I think the biggest hurdle I’ve faced in becoming a stay-at-home dad has nothing to do with the home-based responsibilities themselves — actually, I prefer teaching my kid to read, baking bread, cooking dinner, fixing toys and even repairing the roof to deadlines, meetings and exhortations to be a “team player” (when employed, I’m not a team player, I’m a goddamned mercenary for hire). The biggest hurdle has been publicly admitting what I actually do when the question comes up.

“Oh, I’m a writer,” I’ve been accustomed to saying. Or, “I’m a writer and editor.” And, in fact, that’s what I used to do. But, really, I haven’t made significant income from writing or editing in several years. What I really do is obvious from this blog: I take care of my son and the house.

A huge part of the problem is pride. Answering “what do you do?” with “I’m a stay-at-home dad” is the final step toward openly acknowledging that I’m not going to be the important scribbler I’d once planned to be — at least, not anytime soon.

So, here we go. (Deep breath.) I’m a stay-at-home dad.

Then there’s the issue of people’s reactions. As much as I’d like to pretend otherwise, I do let it get to me. So when, after emphasizing to both my sister and my wife the importance of having a parent at home, my mother continues to call me to ask about my job search and have I tried career option A or education option B?, it does get to me much more than I want to admit. Really? The writer is going to work while the physician stays home? By the way, mom, I’m telling Gloria Steinem (mom still gets all feminist-y when you push her.)

So I’ll breathe deeply again and say it: I’m a stay-at-home dad.

And I’ll just have to get used to the reactions, whatever they are. (Don’t smirk, you bastards.)

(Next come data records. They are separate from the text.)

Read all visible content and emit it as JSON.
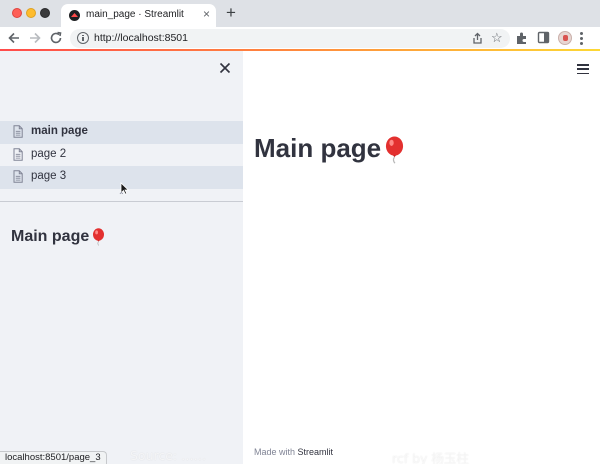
{
  "browser": {
    "tab_title": "main_page · Streamlit",
    "tab_close": "×",
    "new_tab": "+",
    "url": "http://localhost:8501",
    "status_url": "localhost:8501/page_3"
  },
  "sidebar": {
    "nav_items": [
      {
        "label": "main page",
        "state": "active"
      },
      {
        "label": "page 2",
        "state": "default"
      },
      {
        "label": "page 3",
        "state": "hover"
      }
    ],
    "heading": "Main page"
  },
  "main": {
    "heading": "Main page",
    "footer_prefix": "Made with ",
    "footer_brand": "Streamlit"
  },
  "watermark": {
    "left": "Source: ……",
    "right": "rcf by 杨玉柱"
  },
  "icons": {
    "balloon": "balloon-icon",
    "page": "page-icon",
    "close": "close-icon",
    "menu": "hamburger-icon"
  },
  "colors": {
    "sidebar_bg": "#f0f2f6",
    "nav_active_bg": "#dde3ec",
    "text": "#31333f",
    "accent": "#ff4b4b"
  }
}
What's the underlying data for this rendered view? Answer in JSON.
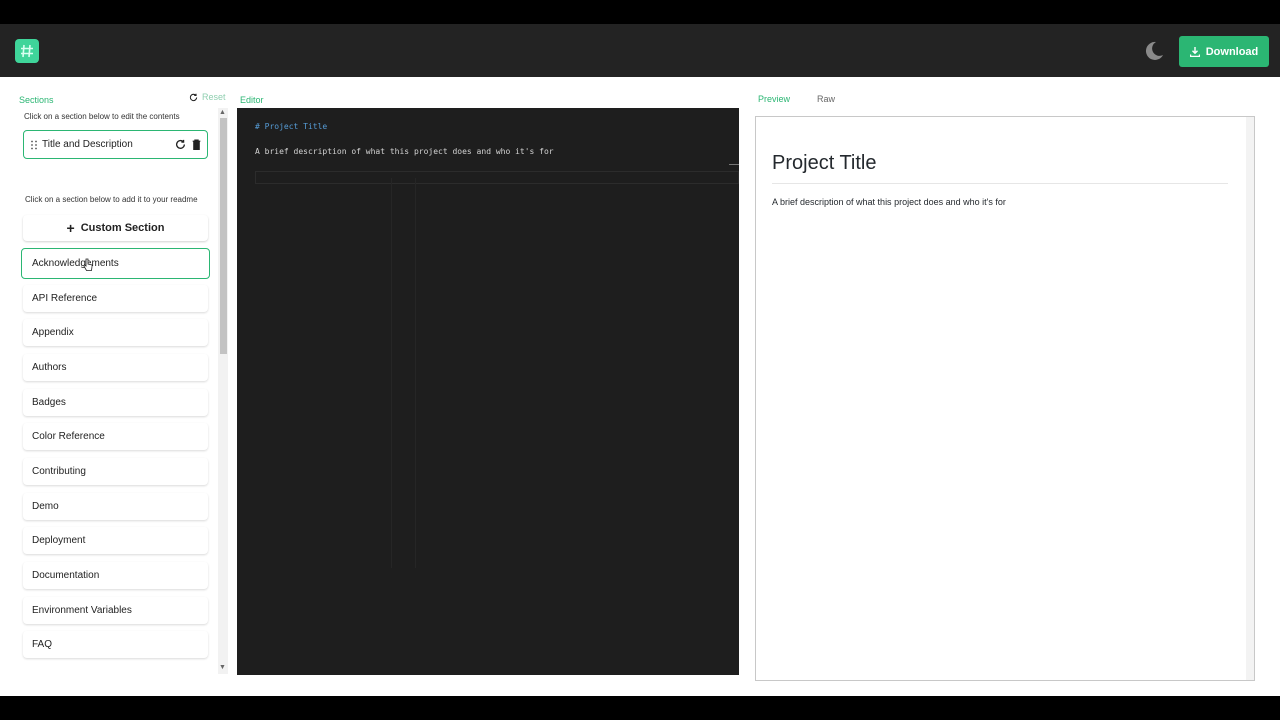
{
  "header": {
    "logo_icon": "hash-logo-icon",
    "theme_icon": "moon-icon",
    "download_label": "Download"
  },
  "sections_panel": {
    "title": "Sections",
    "reset_label": "Reset",
    "edit_hint": "Click on a section below to edit the contents",
    "selected": [
      "Title and Description"
    ],
    "add_hint": "Click on a section below to add it to your readme",
    "custom_section_label": "Custom Section",
    "available": [
      "Acknowledgements",
      "API Reference",
      "Appendix",
      "Authors",
      "Badges",
      "Color Reference",
      "Contributing",
      "Demo",
      "Deployment",
      "Documentation",
      "Environment Variables",
      "FAQ"
    ],
    "hovered_index": 0
  },
  "editor": {
    "label": "Editor",
    "lines": [
      "# Project Title",
      "A brief description of what this project does and who it's for"
    ]
  },
  "preview": {
    "tabs": [
      "Preview",
      "Raw"
    ],
    "active_tab": "Preview",
    "title": "Project Title",
    "description": "A brief description of what this project does and who it's for"
  },
  "colors": {
    "accent": "#2bb673",
    "navbar": "#232323",
    "editor_bg": "#1e1e1e"
  }
}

It’s a big step for me, though I don’t expect much sympathy from jaded moms out there.

1 Comment »

  • Scott says:

    lol… “Pride”

    You nailed it, man. My default defense is that once you get over the loss of pride it’s a pretty damned cool job. And truth be told, the vast majority of my male buddies have confessed some measure of jealousy over my circumstances. Still, there is that lingering sense that I’ve been socially demoted. Though at this point I’ve got my game locked down well enough that I don’t give it much thought. Wouldn’t trade this opportunity for the world.